Mpix is an online print service of Miller's Lab, based in Pittsburg, Kansas which provides professional imaging services nationwide. In other words, you would expect them to understand photography. However, we were disappointed in its uneven photo reproduction and only average print quality. In addition, the software (which is the same as licensed by Costco) has some severe limitations. For more consistent quality and fun, creative software, we prefer Mixbook or Printique.
Mpix review: Prices
Mpix photo book
An 8 x 8-inch 20-page hardcover book starts at $34.99. Mpix book has a variety of other books, such as a 5 x 5 Economy Hardcover ($29.99), an 11 x 8.5 Premium Linen Hardcover ($54.99), a 9 x 8-inch Premium softcover ($24.99) and a 10x10-inch Premium custom Hardcover ($69.99).

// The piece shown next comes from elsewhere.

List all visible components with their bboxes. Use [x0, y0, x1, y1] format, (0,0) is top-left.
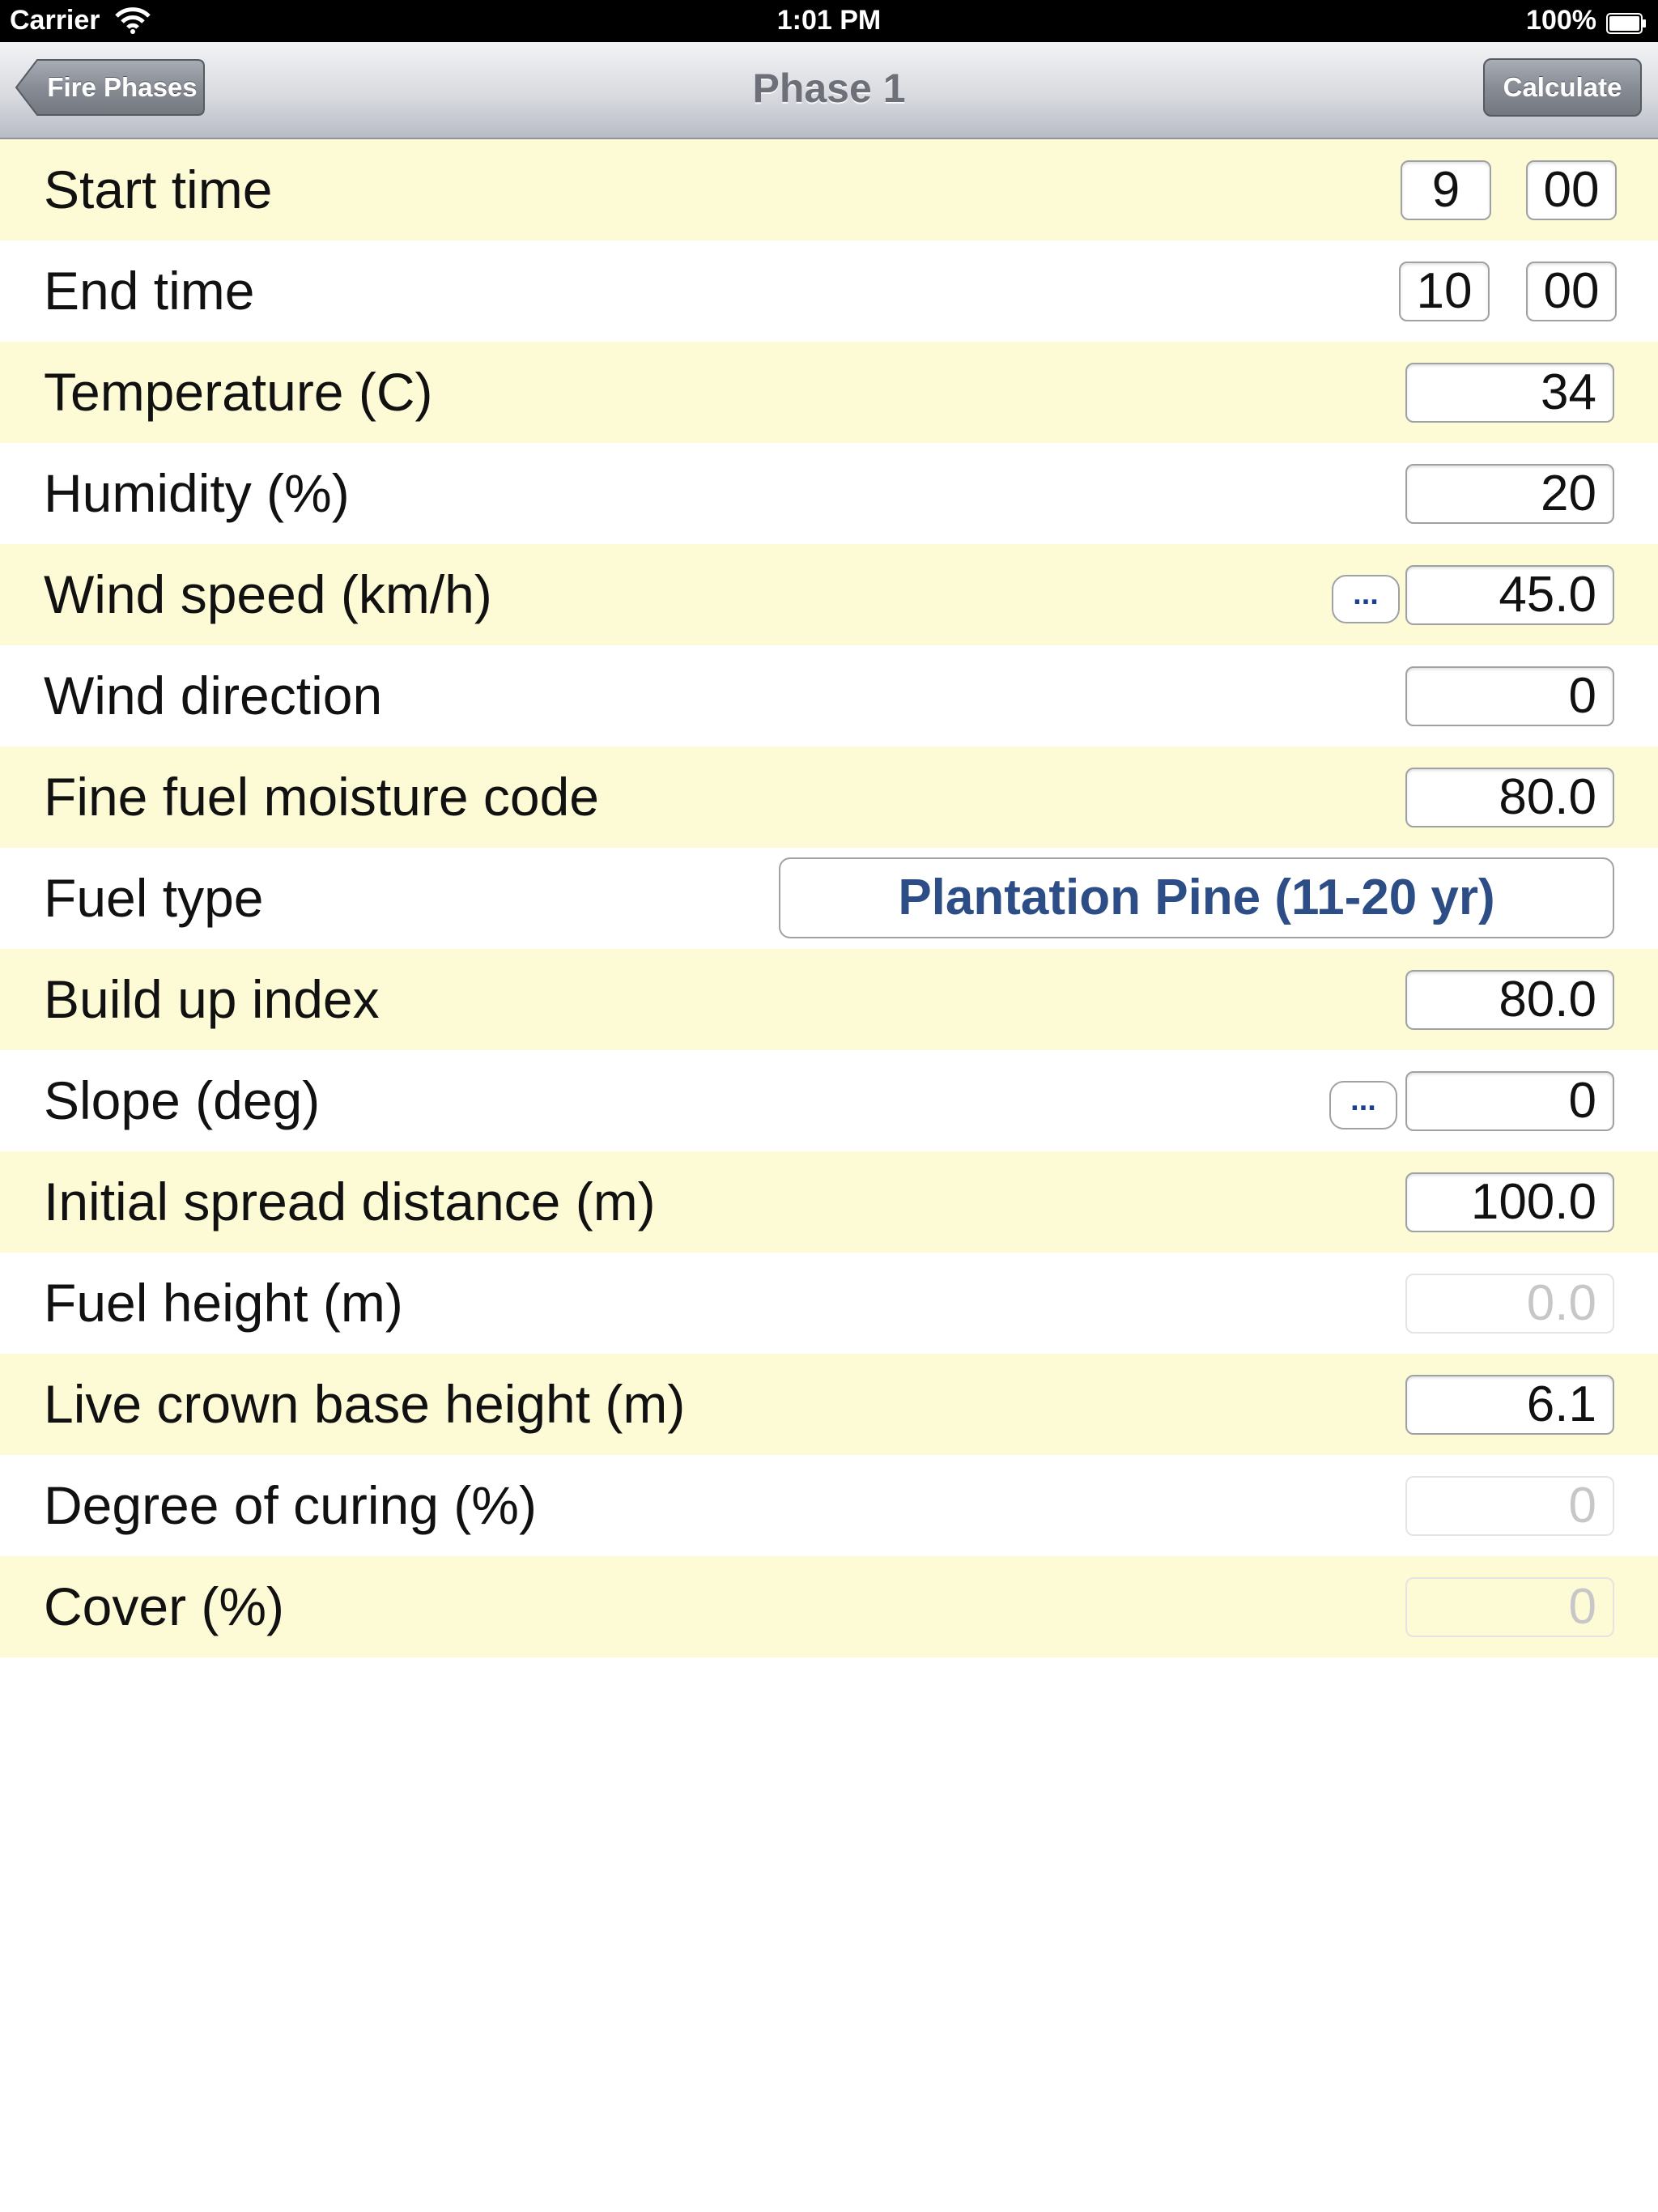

Our test 11 x 8.5-inch center-fold wall calendar cost $23.00. Discounts are available for volume. For instance, two to ten calendars cost $22.00 each, and 11 to 50 cost $19.00 each. The same prices apply to 12x18-inch calendars with the binding on the top. Single sheet 8 x 10 photo calendars are also available for $2.39.
Mpix photo card
Mpix’s cards are priced on a sliding scale by volume. For our 5 x 7-inch card, 5 cards were $3.44 each, 25 cards would be $1.64 each, and up to 110 cards would be $1.59 each. (Larger volumes are available.) Five different types of paper are available for the same price. White envelopes are included. Kraft or silver envelopes cost $1.00 more per 5 cards. A printed return address on your envelope is an additional $1.25/5, and to have a printed return and a recipient address costs $1.75/5.
Mpix review: Software
Mpix’s software is a hodgepodge that does some things quite well, while others are poorly conceived and miserly in execution.
The basics of Mpix's book, calendar and card software are quite similar. In fact, the most significant difference among the three isn’t the interface, but the templates. The card templates card templates have design elements that can’t be moved or deleted. The book and calendar templates are flexible and editable; everything can be moved, resized, reshaped or deleted, plus you can add elements wherever you want.

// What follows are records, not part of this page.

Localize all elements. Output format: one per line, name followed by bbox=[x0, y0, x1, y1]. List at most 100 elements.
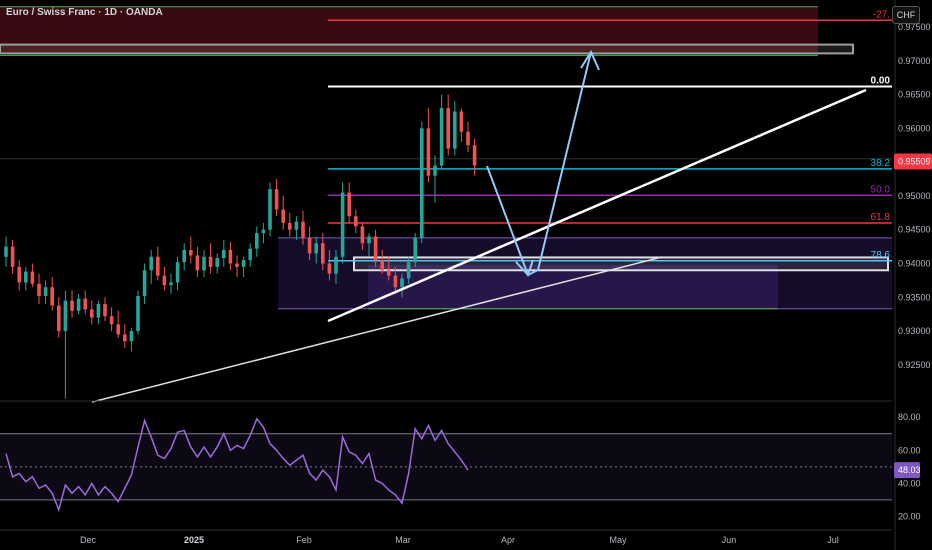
candle-body bbox=[17, 266, 21, 283]
candle-body bbox=[116, 324, 120, 335]
candle-body bbox=[182, 250, 186, 263]
candle-body bbox=[360, 226, 365, 244]
time-tick-label: Dec bbox=[80, 535, 97, 545]
fib-levels-layer: -27. 0.00 38.2 50.0 61.8 78.6 bbox=[0, 9, 892, 262]
currency-button[interactable]: CHF bbox=[892, 6, 920, 24]
candle-body bbox=[195, 255, 200, 271]
candle-body bbox=[37, 283, 41, 296]
candles-layer bbox=[4, 94, 477, 399]
price-tick-label: 0.93000 bbox=[898, 326, 931, 336]
candle-body bbox=[208, 256, 213, 267]
candle-body bbox=[255, 233, 259, 249]
candle-body bbox=[314, 243, 318, 254]
projection-arrow-head-up bbox=[580, 49, 600, 71]
rsi-line bbox=[5, 417, 469, 513]
candle-body bbox=[241, 260, 246, 267]
candle-body bbox=[373, 236, 378, 261]
candle-body bbox=[4, 246, 8, 257]
time-tick-label: Mar bbox=[395, 535, 411, 545]
candle-body bbox=[109, 316, 114, 325]
symbol-title: Euro / Swiss Franc · 1D · OANDA bbox=[6, 7, 163, 18]
candle-body bbox=[288, 222, 292, 230]
candle-body bbox=[340, 192, 345, 257]
fib-level-label: 78.6 bbox=[871, 250, 891, 261]
candle-body bbox=[420, 128, 424, 238]
candle-body bbox=[459, 111, 464, 132]
candle-body bbox=[268, 189, 272, 230]
zones-layer bbox=[0, 6, 892, 310]
candle-body bbox=[235, 263, 239, 267]
price-tick-label: 0.96000 bbox=[898, 123, 931, 133]
time-tick-label: May bbox=[609, 535, 627, 545]
candle-body bbox=[354, 216, 358, 227]
candle-body bbox=[439, 108, 444, 166]
candle-body bbox=[156, 256, 160, 276]
drawings-layer bbox=[91, 49, 867, 403]
fib-level-label: 38.2 bbox=[871, 158, 891, 169]
candle-body bbox=[63, 300, 68, 332]
candle-body bbox=[248, 248, 252, 261]
candle-body bbox=[426, 128, 431, 176]
candle-body bbox=[103, 304, 107, 317]
candle-body bbox=[347, 192, 351, 217]
price-tick-label: 0.97500 bbox=[898, 22, 931, 32]
candle-body bbox=[189, 250, 193, 256]
time-tick-label: Jul bbox=[827, 535, 839, 545]
candle-body bbox=[24, 271, 28, 283]
candle-body bbox=[129, 331, 134, 342]
time-tick-label: Jun bbox=[722, 535, 737, 545]
candle-body bbox=[433, 165, 437, 176]
candle-body bbox=[387, 270, 391, 276]
candle-body bbox=[281, 209, 285, 223]
candle-body bbox=[43, 287, 48, 296]
candle-body bbox=[50, 287, 54, 306]
candle-body bbox=[123, 334, 127, 342]
price-tick-label: 0.92500 bbox=[898, 360, 931, 370]
price-tick-label: 0.93500 bbox=[898, 292, 931, 302]
candle-body bbox=[76, 298, 81, 311]
projection-arrow-path bbox=[486, 51, 592, 277]
rsi-tick-label: 40.00 bbox=[898, 478, 921, 488]
last-price-label: 0.95509 bbox=[898, 157, 931, 167]
candle-body bbox=[175, 262, 180, 283]
candle-body bbox=[169, 282, 173, 286]
rsi-value-label: 48.03 bbox=[898, 465, 921, 475]
time-tick-label: Apr bbox=[501, 535, 515, 545]
candle-body bbox=[228, 250, 233, 264]
candle-body bbox=[70, 300, 74, 311]
candle-body bbox=[400, 278, 404, 288]
price-tick-label: 0.96500 bbox=[898, 90, 931, 100]
candle-body bbox=[294, 221, 299, 230]
candle-body bbox=[215, 258, 219, 267]
candle-body bbox=[466, 131, 470, 146]
candle-body bbox=[83, 298, 87, 310]
rsi-tick-label: 20.00 bbox=[898, 511, 921, 521]
candle-body bbox=[136, 295, 140, 332]
price-tick-label: 0.95000 bbox=[898, 191, 931, 201]
projection-arrow-head-down bbox=[515, 259, 534, 277]
demand-zone-inner bbox=[368, 264, 778, 309]
candle-body bbox=[321, 243, 325, 264]
candle-body bbox=[327, 263, 332, 274]
rising-trendline bbox=[91, 256, 663, 403]
candle-body bbox=[30, 271, 35, 284]
candle-body bbox=[222, 250, 226, 259]
price-tick-label: 0.94500 bbox=[898, 225, 931, 235]
candle-body bbox=[393, 275, 398, 288]
entry-box bbox=[353, 256, 889, 272]
price-tick-label: 0.97000 bbox=[898, 56, 931, 66]
demand-zone bbox=[278, 237, 892, 309]
candle-body bbox=[453, 111, 457, 149]
rsi-tick-label: 60.00 bbox=[898, 445, 921, 455]
candle-body bbox=[90, 309, 94, 318]
candle-body bbox=[202, 256, 206, 271]
candle-body bbox=[380, 260, 384, 271]
fib-trendline bbox=[327, 88, 867, 323]
candle-body bbox=[406, 262, 411, 279]
candle-body bbox=[142, 270, 147, 296]
candle-body bbox=[274, 189, 279, 210]
time-tick-label: 2025 bbox=[184, 535, 204, 545]
price-tick-label: 0.94000 bbox=[898, 259, 931, 269]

Mpix’s limited number of straight borders are of fixed width and only specific colors, neither of which can be adjusted. In addition, the border colors do not necessarily match the text colors, nor are there any numerical color values to help with such matching. The attractive Fancy Frames include Mpix's only drop shadows, all of which but one are associated with some frames.
The comparatively small collections of clip art available in the book and card interfaces are similar to Costco Photo Center. These are intelligently organized into descriptive categories, and some (such as the Jewelry photorealistic clip art) are very attractive. On the other hand, the more limited poorly organized selection of illustrated clip art that I could use with my calendar were unexciting line drawings most of which were black and white. If you don't like the backgrounds provided with your selected template, the interface has a small library of mostly cartoonish backgrounds you can use.
Calendar events management requires too many mouse clicks. But once I reached the Event edit window, I was impressed with the size and ease of using it. I could drag and drop to add or replace a picture, and use the full text tool to create a caption.
Mpix review: Print Quality
Mpix photo book
While the Mpix book looks okay on the surface, with nicely textured end papers, and pages that are a good weight, the book has problems. The paper has a coarse feel, the binding stitches show between pages, and the end papers are cracking at the center edge.
While the printed photos have good, true to life color, the pictures have a flat dynamic range with diminished highlights. Focus is a bit soft, but not significantly so. Type is well-formed though with slightly soft edges.
The photos on our Mpix calendar were generally okay, with average colors, clear details and good transitions. However, they are, for the most part, somewhat overexposed.
Most of the pictures are sharp, but some had a slight softness. The type is a bit jagged. While the paper was the thickest of all the calendars, it doesn’t have the feel of quality stock.
Mpix photo cards
At first glance, the photos on our Mpix card look sharp and clear. But it becomes quickly obvious that Mpix doesn’t do a great job on photo printing, and instead uses high contrast and black edging around light-colored subjects to convey a superficial (and false) sense of sharpness.
The exposure is washed out, the pictures have loss of detail in the shadows and degraded gradients from shadow to midtone. Some of the text is well-formed, but other type has ink dropouts. While the paper is the thickest of the cards, it feels like cheap cardboard.
Mpix review: Verdict
Mpix is a generally good, but not great print service. The software has severe limitations, photo quality is just so-so, and the printed products are nothing special. If you’re going to go to the trouble of creating a book, calendar or card, you deserve to have something that’s more than average.
For the best software that’s flexible and creative as well as fun to use, we recommend bypassing Mpix and trying Mixbook or Printique. You'll get far better quality print products that fit your creative vision.